Beijing has big plans for Hong Kong’s integration into the Greater Bay Area (GBA) of the Pearl River delta, an enormous conurbation and industrial powerhouse of some 70 million inhabitants for China. The area will be crucial to China’s post-COVID economic recovery, but in the longer term, when Hong Kong’s Basic Law expires in 2047, Beijing envisions a city already absorbed into the GBA with all vestiges of its special status and memories of the protest movement gone.

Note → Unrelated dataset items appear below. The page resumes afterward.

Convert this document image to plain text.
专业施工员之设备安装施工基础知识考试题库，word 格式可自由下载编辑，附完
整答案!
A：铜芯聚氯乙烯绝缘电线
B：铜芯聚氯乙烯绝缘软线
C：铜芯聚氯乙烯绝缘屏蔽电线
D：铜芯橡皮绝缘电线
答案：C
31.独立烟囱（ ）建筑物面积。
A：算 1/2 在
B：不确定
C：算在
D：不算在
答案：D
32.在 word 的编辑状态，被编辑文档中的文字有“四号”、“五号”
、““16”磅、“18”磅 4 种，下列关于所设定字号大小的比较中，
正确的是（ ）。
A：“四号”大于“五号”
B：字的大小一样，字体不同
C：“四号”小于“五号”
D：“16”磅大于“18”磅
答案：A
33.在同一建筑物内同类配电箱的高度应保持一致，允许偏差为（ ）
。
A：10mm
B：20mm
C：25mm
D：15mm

China’s relations with the rest of the world have deteriorated, with China’s ‘core concerns’ the centrepiece of China’s more assertive actions. Hong Kong, Taiwan and the South China Sea have become the focus of increased tension, as China’s military and diplomatic capability expands. India is now part of this volatile mix, with renewed skirmishes in the disputed parts of the China-India border. In the space of only a few weeks, China has provoked the wrath of Vietnam the Philippines and Malaysia over South China Sea disputes, prompting the US navy to deploy to the region. The deployment included an amphibious assault ship to waters nearby, joined by an Australian frigate.

The region remains tense, particularly after China ratified the establishment of two new government jurisdictions in the Xisha and Nansha island groups (The Paracel and Spratly Islands respectively). In addition, Beijing gave formal names to eighty features across the disputed region, many within the Exclusive Economic Zones of rival claimants. The new jurisdictions within China’s ‘nine-dashed line’ claim pave the way for the creation of a greater civilian presence on the islands alongside more military deployments to China’s new naval and air bases across the South China Sea.

Chinese behaviour in the region, in conjunction with re-ignited tension in Hong Kong, may be early evidence of a more coercive and discordant approach by Beijing exploiting a ‘period of strategic opportunity’ as the world reels from the impact of the COVID pandemic. China’s latest coercive behaviour could be the next stage in a calculated plan to make this strategic waterway of Southeast Asia an irreversibly Chinese one.